First identify the types of sensitive data: name, phone number, email, IIN, address, order number, and card details. Then replace them with consistent labels such as [NAME_1], [PHONE], and [ORDER_1].

Use the same label for the same entity throughout the dialogue. That keeps the text readable and helps the model see that the conversation is about one order or one person.

What should remain in the text after masking?

Do not remove dates, amounts, deadlines, statuses, and plan names if they affect the answer. These details often decide what the operator should tell the customer.

If the issue is a refund after 14 days or a charge of 12,500 tenge, those facts need to stay. Remove personal data, but keep the logic of the case.

How do you label tasks so the dataset does not become too complicated?

Do not build the schema out of dozens of fields.
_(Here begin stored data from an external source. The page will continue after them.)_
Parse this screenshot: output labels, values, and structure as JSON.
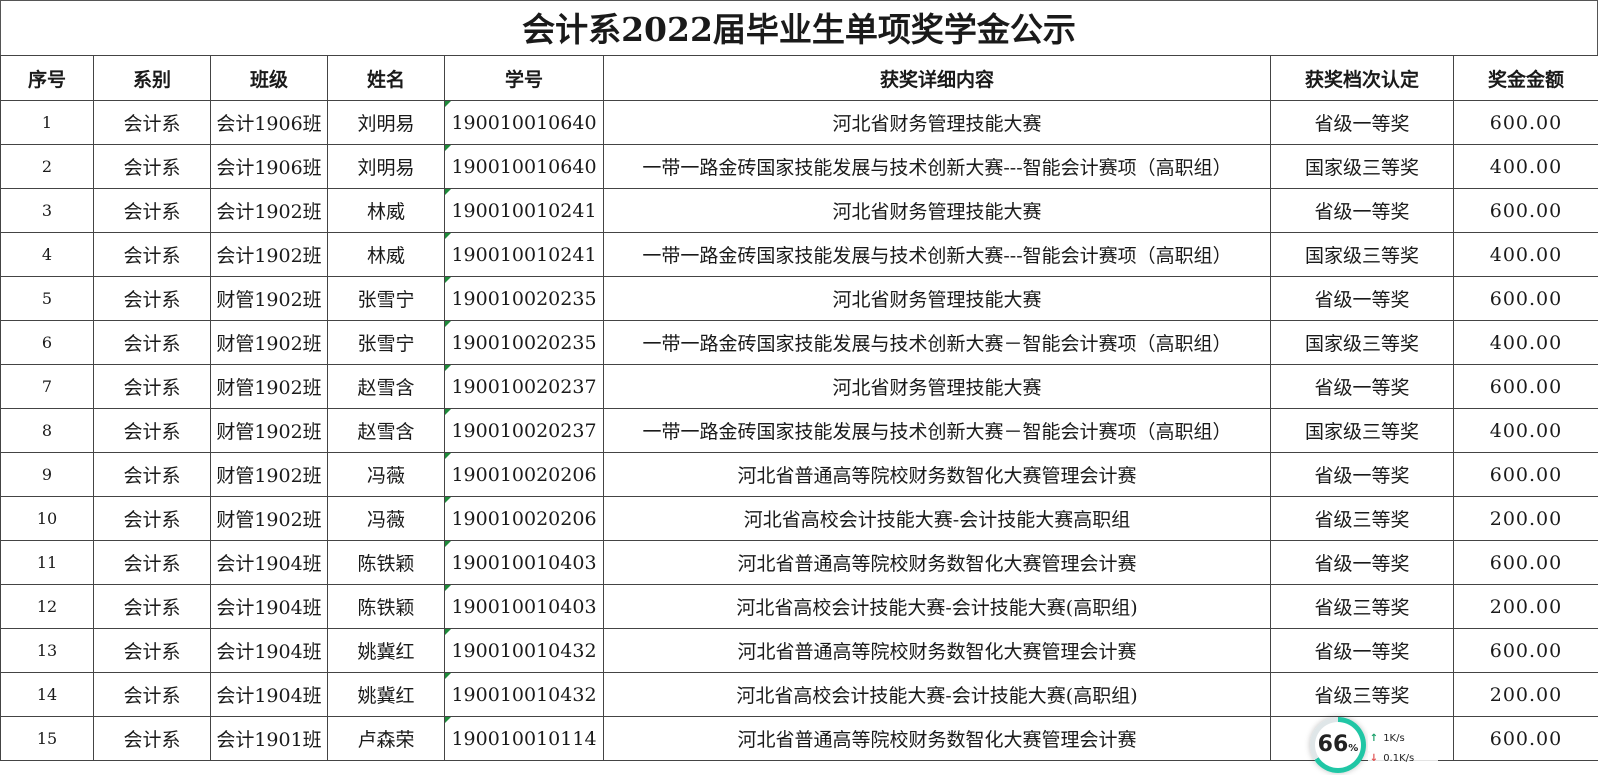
{
  "title": "会计系2022届毕业生单项奖学金公示",
  "headers": [
    "序号",
    "系别",
    "班级",
    "姓名",
    "学号",
    "获奖详细内容",
    "获奖档次认定",
    "奖金金额"
  ],
  "rows": [
    [
      "1",
      "会计系",
      "会计1906班",
      "刘明易",
      "190010010640",
      "河北省财务管理技能大赛",
      "省级一等奖",
      "600.00"
    ],
    [
      "2",
      "会计系",
      "会计1906班",
      "刘明易",
      "190010010640",
      "一带一路金砖国家技能发展与技术创新大赛---智能会计赛项（高职组）",
      "国家级三等奖",
      "400.00"
    ],
    [
      "3",
      "会计系",
      "会计1902班",
      "林威",
      "190010010241",
      "河北省财务管理技能大赛",
      "省级一等奖",
      "600.00"
    ],
    [
      "4",
      "会计系",
      "会计1902班",
      "林威",
      "190010010241",
      "一带一路金砖国家技能发展与技术创新大赛---智能会计赛项（高职组）",
      "国家级三等奖",
      "400.00"
    ],
    [
      "5",
      "会计系",
      "财管1902班",
      "张雪宁",
      "190010020235",
      "河北省财务管理技能大赛",
      "省级一等奖",
      "600.00"
    ],
    [
      "6",
      "会计系",
      "财管1902班",
      "张雪宁",
      "190010020235",
      "一带一路金砖国家技能发展与技术创新大赛－智能会计赛项（高职组）",
      "国家级三等奖",
      "400.00"
    ],
    [
      "7",
      "会计系",
      "财管1902班",
      "赵雪含",
      "190010020237",
      "河北省财务管理技能大赛",
      "省级一等奖",
      "600.00"
    ],
    [
      "8",
      "会计系",
      "财管1902班",
      "赵雪含",
      "190010020237",
      "一带一路金砖国家技能发展与技术创新大赛－智能会计赛项（高职组）",
      "国家级三等奖",
      "400.00"
    ],
    [
      "9",
      "会计系",
      "财管1902班",
      "冯薇",
      "190010020206",
      "河北省普通高等院校财务数智化大赛管理会计赛",
      "省级一等奖",
      "600.00"
    ],
    [
      "10",
      "会计系",
      "财管1902班",
      "冯薇",
      "190010020206",
      "河北省高校会计技能大赛-会计技能大赛高职组",
      "省级三等奖",
      "200.00"
    ],
    [
      "11",
      "会计系",
      "会计1904班",
      "陈铁颖",
      "190010010403",
      "河北省普通高等院校财务数智化大赛管理会计赛",
      "省级一等奖",
      "600.00"
    ],
    [
      "12",
      "会计系",
      "会计1904班",
      "陈铁颖",
      "190010010403",
      "河北省高校会计技能大赛-会计技能大赛(高职组)",
      "省级三等奖",
      "200.00"
    ],
    [
      "13",
      "会计系",
      "会计1904班",
      "姚冀红",
      "190010010432",
      "河北省普通高等院校财务数智化大赛管理会计赛",
      "省级一等奖",
      "600.00"
    ],
    [
      "14",
      "会计系",
      "会计1904班",
      "姚冀红",
      "190010010432",
      "河北省高校会计技能大赛-会计技能大赛(高职组)",
      "省级三等奖",
      "200.00"
    ],
    [
      "15",
      "会计系",
      "会计1901班",
      "卢森荣",
      "190010010114",
      "河北省普通高等院校财务数智化大赛管理会计赛",
      "",
      "600.00"
    ]
  ],
  "widget": {
    "percent": "66",
    "percent_unit": "%",
    "ring_fill_percent": 66,
    "ring_color": "#20c6a5",
    "up_speed": "1K/s",
    "down_speed": "0.1K/s",
    "up_icon": "arrow-up-icon",
    "down_icon": "arrow-down-icon"
  }
}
At the start, it is enough to track the customer intent, expected outcome, a strong reference answer, risk markers, and a few separate quality scores.

It is better to split the scores by facts, tone, completeness, and routing. Then the team can immediately see whether the model failed in rule knowledge, phrasing, or in deciding to hand the case to a person.

What mistakes most often ruin this kind of benchmark?

Teams often pick only convenient cases, cut conversations down to a single reply, and mix facts with tone into one score. After that, the benchmark no longer looks like support.

Another common mistake is changing labeling rules during the work. If one answer is normal today and bad tomorrow, you can no longer compare results fairly.

How do you quickly check the dataset before the first run?

Open 15–20 dialogues in full and check three things: does the language still feel natural, did any personal data leak, and are dates, amounts, and statuses still readable? This short check often saves you from false conclusions.

It is also worth checking the balance by scenario and conversation length. If one common question makes up almost the whole set or the dataset contains only short chats, the result will be skewed.

What should you do with the dataset after the first version?

Freeze the first version and run it after every model change, prompt change, or call logic change. That way you see real quality shifts instead of random noise.

Add fresh cases from production once a month, but do not rewrite old examples. That gives you a history that shows where the model improved and where it still fails.